It was on the third day that Nollie Tresselton telephoned. She was in town, and asked if she might see Mrs. Clephane at once. The very sound of her voice brought reassurance; and Kate Clephane sat counting the minutes till she appeared.

She had come up from the Drovers’, as Kate had guessed; and she brought an embarrassed message of apology from Anne. “She couldn’t write—she’s too upset. But she’s so sorry for what she said ... for the way she said it.

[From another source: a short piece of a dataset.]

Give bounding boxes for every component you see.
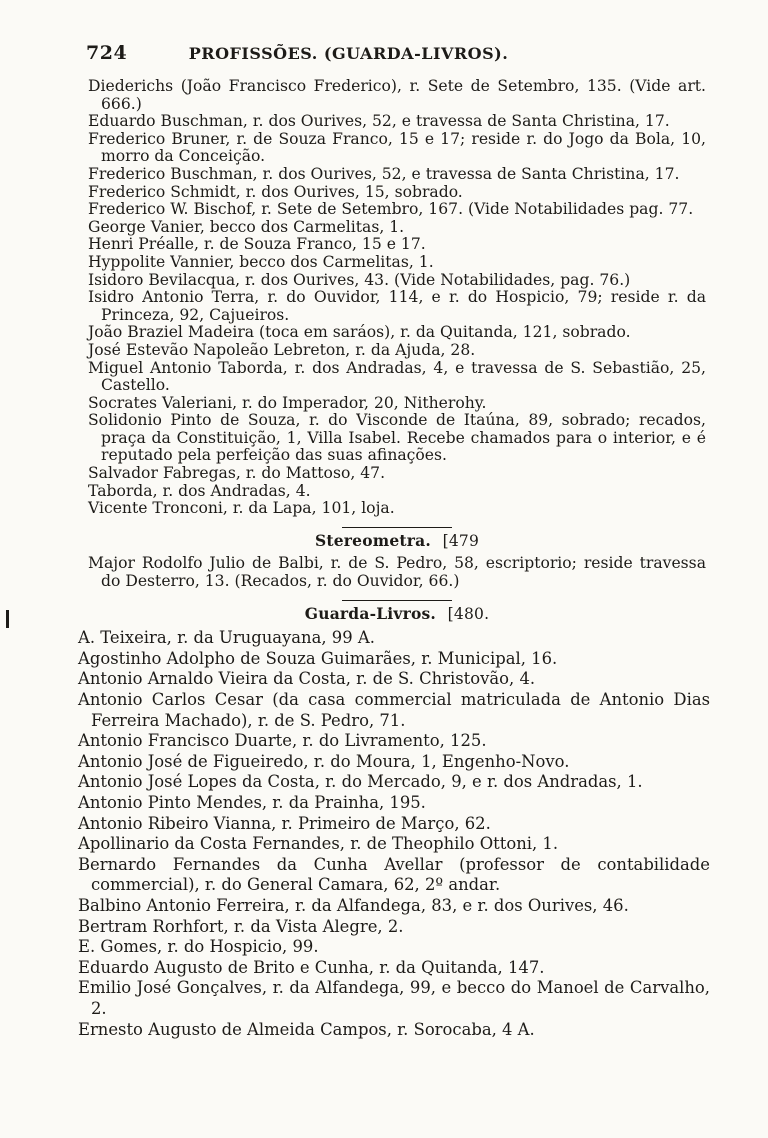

You must try to forgive her....”

“Oh, forgive her—that’s nothing!” the mother cried, her eyes searching the other’s face. But Nollie’s vivid features were obscured by the embarrassment of the message she had brought. She looked as if she were tangled in Anne’s confusion.

“That’s nothing,” Kate Clephane repeated. “I hurt her horribly too—I had to. I couldn’t expect her to understand.”

Mrs. Tresselton looked relieved. “Ah, you do see that? I knew you would! I told her so—” She hesitated, and then went on, with a slight tremor in her voice: “Your taking it in that way will make it all so much easier—”

But she stopped again, and Kate, with a sinking heart, stood up. “Nollie; she wants me to go?”

“No, no! How could you imagine it? She wants you to look upon this house as yours; she has always wanted it.”

“But she’s not coming back to it?”

The younger woman laid a pleading hand on Mrs. Clephane’s arm. “Aunt Kate—you must be patient. She feels she can’t; not now, at any rate.”

“Not now? Then it’s she who hasn’t forgiven?”